# Problem with chin strap.Choking.



## chef7734 (May 4, 2011)

Seems I can not get my chin strap comfortable. This is my first bike helmet and nothing I do seems to make it comfortable around my neck. I am using a fox flux helmet and everywhere buy my neck it is comfortable. Any suggestions? I had to take my helmet off after 5 min because I could not get enough air and commenced vomiting. My larynx is pretty predominate and anything rubbing on it is irritating.


----------



## mbell (Sep 9, 2008)

Try to shift the strap forward on your chin. You can do this by adjusting the straps that feed through the buckles right below your ear lobes.


----------



## Thiel (Mar 7, 2012)

mbell is right... you should be able to shift the "triangle" of straps below your ears to move the chin strap forward.

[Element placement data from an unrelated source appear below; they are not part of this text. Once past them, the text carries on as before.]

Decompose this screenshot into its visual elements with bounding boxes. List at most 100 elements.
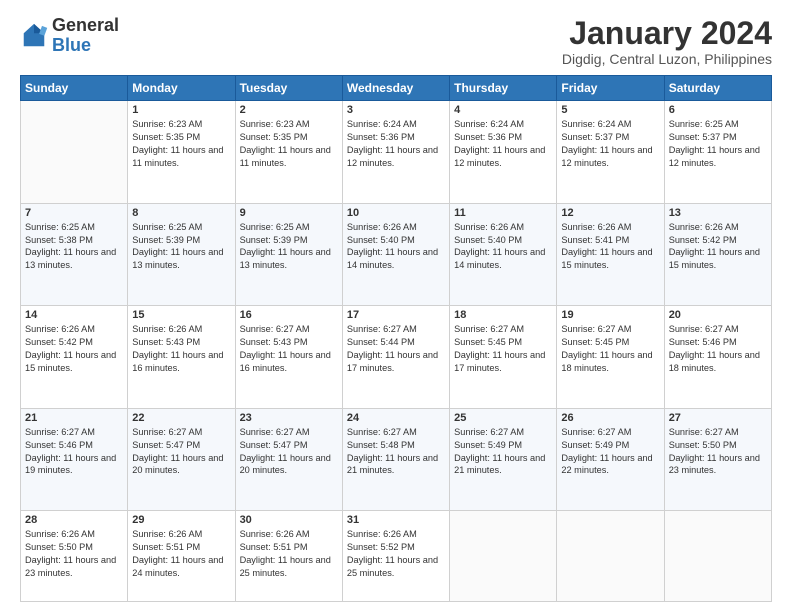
day-number: 15 xyxy=(132,309,230,321)
weekday-header-tuesday: Tuesday xyxy=(235,76,342,101)
main-title: January 2024 xyxy=(562,16,772,51)
day-number: 22 xyxy=(132,412,230,424)
day-number: 5 xyxy=(561,104,659,116)
calendar-cell: 9 Sunrise: 6:25 AMSunset: 5:39 PMDaylight… xyxy=(235,203,342,306)
calendar-cell: 19 Sunrise: 6:27 AMSunset: 5:45 PMDayligh… xyxy=(557,306,664,409)
day-number: 4 xyxy=(454,104,552,116)
day-number: 3 xyxy=(347,104,445,116)
calendar-cell: 5 Sunrise: 6:24 AMSunset: 5:37 PMDaylight… xyxy=(557,101,664,204)
calendar-cell: 29 Sunrise: 6:26 AMSunset: 5:51 PMDayligh… xyxy=(128,511,235,602)
cell-info: Sunrise: 6:27 AMSunset: 5:45 PMDaylight:… xyxy=(561,323,659,375)
day-number: 1 xyxy=(132,104,230,116)
calendar-cell: 14Sunrise: 6:26 AMSunset: 5:42 PMDayligh… xyxy=(21,306,128,409)
calendar-cell xyxy=(21,101,128,204)
calendar-cell: 20 Sunrise: 6:27 AMSunset: 5:46 PMDayligh… xyxy=(664,306,771,409)
calendar-cell xyxy=(557,511,664,602)
cell-info: Sunrise: 6:26 AMSunset: 5:50 PMDaylight:… xyxy=(25,528,123,580)
weekday-header-row: SundayMondayTuesdayWednesdayThursdayFrid… xyxy=(21,76,772,101)
cell-info: Sunrise: 6:27 AMSunset: 5:50 PMDaylight:… xyxy=(669,426,767,478)
calendar-cell xyxy=(450,511,557,602)
weekday-header-saturday: Saturday xyxy=(664,76,771,101)
day-number: 13 xyxy=(669,207,767,219)
calendar-cell: 16 Sunrise: 6:27 AMSunset: 5:43 PMDayligh… xyxy=(235,306,342,409)
calendar-cell xyxy=(664,511,771,602)
day-number: 11 xyxy=(454,207,552,219)
weekday-header-monday: Monday xyxy=(128,76,235,101)
day-number: 31 xyxy=(347,514,445,526)
cell-info: Sunrise: 6:27 AMSunset: 5:46 PMDaylight:… xyxy=(25,426,123,478)
calendar-cell: 11Sunrise: 6:26 AMSunset: 5:40 PMDayligh… xyxy=(450,203,557,306)
day-number: 28 xyxy=(25,514,123,526)
logo-line2: Blue xyxy=(52,36,119,56)
cell-info: Sunrise: 6:27 AMSunset: 5:44 PMDaylight:… xyxy=(347,323,445,375)
calendar-cell: 15 Sunrise: 6:26 AMSunset: 5:43 PMDayligh… xyxy=(128,306,235,409)
day-number: 21 xyxy=(25,412,123,424)
calendar-cell: 27 Sunrise: 6:27 AMSunset: 5:50 PMDayligh… xyxy=(664,408,771,511)
day-number: 26 xyxy=(561,412,659,424)
cell-info: Sunrise: 6:26 AMSunset: 5:51 PMDaylight:… xyxy=(240,528,338,580)
cell-info: Sunrise: 6:25 AMSunset: 5:39 PMDaylight:… xyxy=(132,221,230,273)
day-number: 14 xyxy=(25,309,123,321)
cell-info: Sunrise: 6:25 AMSunset: 5:39 PMDaylight:… xyxy=(240,221,338,273)
day-number: 8 xyxy=(132,207,230,219)
cell-info: Sunrise: 6:24 AMSunset: 5:36 PMDaylight:… xyxy=(454,118,552,170)
day-number: 17 xyxy=(347,309,445,321)
calendar-cell: 21 Sunrise: 6:27 AMSunset: 5:46 PMDayligh… xyxy=(21,408,128,511)
cell-info: Sunrise: 6:24 AMSunset: 5:36 PMDaylight:… xyxy=(347,118,445,170)
cell-info: Sunrise: 6:27 AMSunset: 5:48 PMDaylight:… xyxy=(347,426,445,478)
logo-text: General Blue xyxy=(52,16,119,56)
day-number: 16 xyxy=(240,309,338,321)
calendar-cell: 24 Sunrise: 6:27 AMSunset: 5:48 PMDayligh… xyxy=(342,408,449,511)
day-number: 12 xyxy=(561,207,659,219)
cell-info: Sunrise: 6:27 AMSunset: 5:43 PMDaylight:… xyxy=(240,323,338,375)
cell-info: Sunrise: 6:26 AMSunset: 5:51 PMDaylight:… xyxy=(132,528,230,580)
calendar-cell: 4 Sunrise: 6:24 AMSunset: 5:36 PMDaylight… xyxy=(450,101,557,204)
cell-info: Sunrise: 6:26 AMSunset: 5:40 PMDaylight:… xyxy=(347,221,445,273)
calendar-cell: 8 Sunrise: 6:25 AMSunset: 5:39 PMDaylight… xyxy=(128,203,235,306)
calendar-cell: 7Sunrise: 6:25 AMSunset: 5:38 PMDaylight… xyxy=(21,203,128,306)
day-number: 9 xyxy=(240,207,338,219)
day-number: 27 xyxy=(669,412,767,424)
title-block: January 2024 Digdig, Central Luzon, Phil… xyxy=(562,16,772,67)
cell-info: Sunrise: 6:24 AMSunset: 5:37 PMDaylight:… xyxy=(561,118,659,170)
calendar-table: SundayMondayTuesdayWednesdayThursdayFrid… xyxy=(20,75,772,602)
cell-info: Sunrise: 6:25 AMSunset: 5:37 PMDaylight:… xyxy=(669,118,767,170)
cell-info: Sunrise: 6:26 AMSunset: 5:43 PMDaylight:… xyxy=(132,323,230,375)
cell-info: Sunrise: 6:26 AMSunset: 5:42 PMDaylight:… xyxy=(669,221,767,273)
calendar-cell: 26Sunrise: 6:27 AMSunset: 5:49 PMDayligh… xyxy=(557,408,664,511)
cell-info: Sunrise: 6:23 AMSunset: 5:35 PMDaylight:… xyxy=(240,118,338,170)
day-number: 6 xyxy=(669,104,767,116)
day-number: 30 xyxy=(240,514,338,526)
header: General Blue January 2024 Digdig, Centra… xyxy=(20,16,772,67)
calendar-cell: 10 Sunrise: 6:26 AMSunset: 5:40 PMDayligh… xyxy=(342,203,449,306)
logo-icon xyxy=(20,22,48,50)
day-number: 19 xyxy=(561,309,659,321)
weekday-header-wednesday: Wednesday xyxy=(342,76,449,101)
logo-line1: General xyxy=(52,16,119,36)
page: General Blue January 2024 Digdig, Centra… xyxy=(0,0,792,612)
calendar-cell: 13 Sunrise: 6:26 AMSunset: 5:42 PMDayligh… xyxy=(664,203,771,306)
calendar-week-2: 7Sunrise: 6:25 AMSunset: 5:38 PMDaylight… xyxy=(21,203,772,306)
day-number: 20 xyxy=(669,309,767,321)
cell-info: Sunrise: 6:26 AMSunset: 5:52 PMDaylight:… xyxy=(347,528,445,580)
calendar-week-5: 28 Sunrise: 6:26 AMSunset: 5:50 PMDayligh… xyxy=(21,511,772,602)
calendar-cell: 2Sunrise: 6:23 AMSunset: 5:35 PMDaylight… xyxy=(235,101,342,204)
weekday-header-thursday: Thursday xyxy=(450,76,557,101)
day-number: 29 xyxy=(132,514,230,526)
calendar-week-3: 14Sunrise: 6:26 AMSunset: 5:42 PMDayligh… xyxy=(21,306,772,409)
weekday-header-sunday: Sunday xyxy=(21,76,128,101)
cell-info: Sunrise: 6:27 AMSunset: 5:47 PMDaylight:… xyxy=(132,426,230,478)
cell-info: Sunrise: 6:27 AMSunset: 5:49 PMDaylight:… xyxy=(454,426,552,478)
day-number: 7 xyxy=(25,207,123,219)
day-number: 10 xyxy=(347,207,445,219)
calendar-cell: 17 Sunrise: 6:27 AMSunset: 5:44 PMDayligh… xyxy=(342,306,449,409)
weekday-header-friday: Friday xyxy=(557,76,664,101)
day-number: 23 xyxy=(240,412,338,424)
cell-info: Sunrise: 6:26 AMSunset: 5:41 PMDaylight:… xyxy=(561,221,659,273)
calendar-cell: 6 Sunrise: 6:25 AMSunset: 5:37 PMDaylight… xyxy=(664,101,771,204)
calendar-week-1: 1 Sunrise: 6:23 AMSunset: 5:35 PMDaylight… xyxy=(21,101,772,204)
logo: General Blue xyxy=(20,16,119,56)
day-number: 24 xyxy=(347,412,445,424)
cell-info: Sunrise: 6:27 AMSunset: 5:46 PMDaylight:… xyxy=(669,323,767,375)
calendar-week-4: 21 Sunrise: 6:27 AMSunset: 5:46 PMDayligh… xyxy=(21,408,772,511)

One thing to note: LOTS (most people in general, but not most people on a board like this...) of people wear their helmets so loosely as to make them useless. Doesn't sound like you're doing that (which is really good!) but I mention it to say that it's really worth spending the time to tune your helmet to a good fit. Don't give in and just loosen it. A helmet should be TIGHT around your chin!

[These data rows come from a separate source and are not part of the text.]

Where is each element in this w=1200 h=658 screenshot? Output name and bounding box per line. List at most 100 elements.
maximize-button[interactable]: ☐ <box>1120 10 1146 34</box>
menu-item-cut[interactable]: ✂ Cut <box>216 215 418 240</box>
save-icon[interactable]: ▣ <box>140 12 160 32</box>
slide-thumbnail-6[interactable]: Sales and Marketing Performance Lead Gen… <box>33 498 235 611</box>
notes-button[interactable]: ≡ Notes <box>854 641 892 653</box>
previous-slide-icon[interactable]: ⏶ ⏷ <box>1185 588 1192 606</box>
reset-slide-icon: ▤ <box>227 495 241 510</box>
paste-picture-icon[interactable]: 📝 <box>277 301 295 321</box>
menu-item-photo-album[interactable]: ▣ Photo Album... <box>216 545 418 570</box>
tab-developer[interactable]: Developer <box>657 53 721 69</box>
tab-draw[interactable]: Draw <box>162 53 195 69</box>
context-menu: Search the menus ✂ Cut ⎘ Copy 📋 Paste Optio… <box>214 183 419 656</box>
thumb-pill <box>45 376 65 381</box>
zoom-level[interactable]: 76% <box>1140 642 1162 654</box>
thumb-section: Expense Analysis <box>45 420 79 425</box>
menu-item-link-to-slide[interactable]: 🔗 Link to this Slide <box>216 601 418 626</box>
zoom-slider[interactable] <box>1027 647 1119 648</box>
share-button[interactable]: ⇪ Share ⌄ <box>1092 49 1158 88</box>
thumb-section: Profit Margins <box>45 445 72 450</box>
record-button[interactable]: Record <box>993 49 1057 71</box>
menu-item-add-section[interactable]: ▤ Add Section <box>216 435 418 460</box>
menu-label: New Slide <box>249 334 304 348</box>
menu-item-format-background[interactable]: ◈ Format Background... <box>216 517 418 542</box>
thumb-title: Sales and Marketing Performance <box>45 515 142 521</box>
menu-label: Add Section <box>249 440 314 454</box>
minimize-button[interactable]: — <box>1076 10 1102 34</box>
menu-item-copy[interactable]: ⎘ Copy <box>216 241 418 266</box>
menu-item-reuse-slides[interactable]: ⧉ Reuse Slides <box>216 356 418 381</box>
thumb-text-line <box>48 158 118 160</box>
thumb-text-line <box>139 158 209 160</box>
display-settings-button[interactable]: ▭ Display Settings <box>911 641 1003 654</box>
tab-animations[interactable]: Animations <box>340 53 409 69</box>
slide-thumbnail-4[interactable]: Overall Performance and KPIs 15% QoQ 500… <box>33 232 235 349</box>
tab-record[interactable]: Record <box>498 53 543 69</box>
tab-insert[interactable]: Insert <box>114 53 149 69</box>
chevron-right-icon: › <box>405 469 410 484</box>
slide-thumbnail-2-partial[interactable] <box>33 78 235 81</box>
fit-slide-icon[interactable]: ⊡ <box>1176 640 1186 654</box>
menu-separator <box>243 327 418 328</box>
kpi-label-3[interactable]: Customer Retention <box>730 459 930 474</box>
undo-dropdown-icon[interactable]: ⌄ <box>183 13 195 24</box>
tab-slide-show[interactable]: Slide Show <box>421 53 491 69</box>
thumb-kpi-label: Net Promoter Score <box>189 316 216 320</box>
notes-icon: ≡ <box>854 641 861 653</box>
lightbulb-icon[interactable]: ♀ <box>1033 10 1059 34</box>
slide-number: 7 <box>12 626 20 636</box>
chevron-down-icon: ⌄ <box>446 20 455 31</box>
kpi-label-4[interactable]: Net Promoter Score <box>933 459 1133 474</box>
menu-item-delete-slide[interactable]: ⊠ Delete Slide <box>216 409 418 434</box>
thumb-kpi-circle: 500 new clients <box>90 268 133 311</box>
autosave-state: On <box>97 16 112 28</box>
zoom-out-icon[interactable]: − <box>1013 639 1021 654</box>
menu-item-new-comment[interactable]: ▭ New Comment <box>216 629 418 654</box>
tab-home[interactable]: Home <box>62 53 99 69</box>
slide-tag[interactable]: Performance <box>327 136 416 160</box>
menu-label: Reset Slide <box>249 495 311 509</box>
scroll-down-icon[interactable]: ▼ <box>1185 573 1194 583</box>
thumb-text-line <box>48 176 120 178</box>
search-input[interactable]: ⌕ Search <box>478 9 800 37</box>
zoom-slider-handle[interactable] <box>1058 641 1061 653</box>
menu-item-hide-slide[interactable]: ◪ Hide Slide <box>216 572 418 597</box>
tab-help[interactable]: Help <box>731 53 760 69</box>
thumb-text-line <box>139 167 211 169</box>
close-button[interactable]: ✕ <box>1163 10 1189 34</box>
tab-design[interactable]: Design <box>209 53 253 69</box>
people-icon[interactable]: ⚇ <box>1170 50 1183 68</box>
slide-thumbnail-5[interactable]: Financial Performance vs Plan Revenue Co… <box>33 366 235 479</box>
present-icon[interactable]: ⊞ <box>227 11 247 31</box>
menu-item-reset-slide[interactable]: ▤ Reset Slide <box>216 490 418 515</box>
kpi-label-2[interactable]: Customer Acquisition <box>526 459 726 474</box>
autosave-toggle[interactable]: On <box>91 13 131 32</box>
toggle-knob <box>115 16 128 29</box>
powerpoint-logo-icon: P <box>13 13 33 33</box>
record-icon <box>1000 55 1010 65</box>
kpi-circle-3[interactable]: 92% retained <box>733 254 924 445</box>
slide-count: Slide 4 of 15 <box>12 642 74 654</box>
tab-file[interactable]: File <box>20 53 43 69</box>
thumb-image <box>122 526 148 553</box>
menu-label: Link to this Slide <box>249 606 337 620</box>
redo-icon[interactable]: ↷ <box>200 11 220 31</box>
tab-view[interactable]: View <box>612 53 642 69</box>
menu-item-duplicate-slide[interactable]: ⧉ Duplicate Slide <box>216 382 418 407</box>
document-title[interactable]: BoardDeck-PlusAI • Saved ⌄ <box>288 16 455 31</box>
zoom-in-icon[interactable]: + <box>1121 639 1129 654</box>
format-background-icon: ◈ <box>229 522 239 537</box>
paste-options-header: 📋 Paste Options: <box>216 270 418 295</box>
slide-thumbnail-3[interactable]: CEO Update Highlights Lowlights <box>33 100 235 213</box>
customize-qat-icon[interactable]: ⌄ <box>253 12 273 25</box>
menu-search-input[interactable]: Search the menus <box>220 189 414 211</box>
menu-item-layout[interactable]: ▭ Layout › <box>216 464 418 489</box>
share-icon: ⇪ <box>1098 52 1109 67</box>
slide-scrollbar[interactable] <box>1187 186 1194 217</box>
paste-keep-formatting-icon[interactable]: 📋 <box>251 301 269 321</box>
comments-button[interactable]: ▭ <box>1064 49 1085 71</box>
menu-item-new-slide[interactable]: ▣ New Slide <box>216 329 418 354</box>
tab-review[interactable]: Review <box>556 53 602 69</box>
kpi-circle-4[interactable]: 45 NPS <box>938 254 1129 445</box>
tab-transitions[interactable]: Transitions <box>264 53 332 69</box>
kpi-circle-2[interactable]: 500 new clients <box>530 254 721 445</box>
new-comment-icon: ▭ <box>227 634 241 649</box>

Strap that puppy on and wear it around the house. Make an adjustment. Wear it some more. Get it fully fitted in the comfort of home. Don't wait until you're on the bike and tempted to just loosen it. 

Once you dial it in, you won't really ever need to adjust it again (at least I never really need to adjust mine!)

I say all this because you mentioned it was your first helmet...


----------



## chef7734 (May 4, 2011)

Yes my first helmet. Always rode without one. I will play around with it more.

Sent from my Transformer TF101 using Xparent Blue Tapatalk 2


----------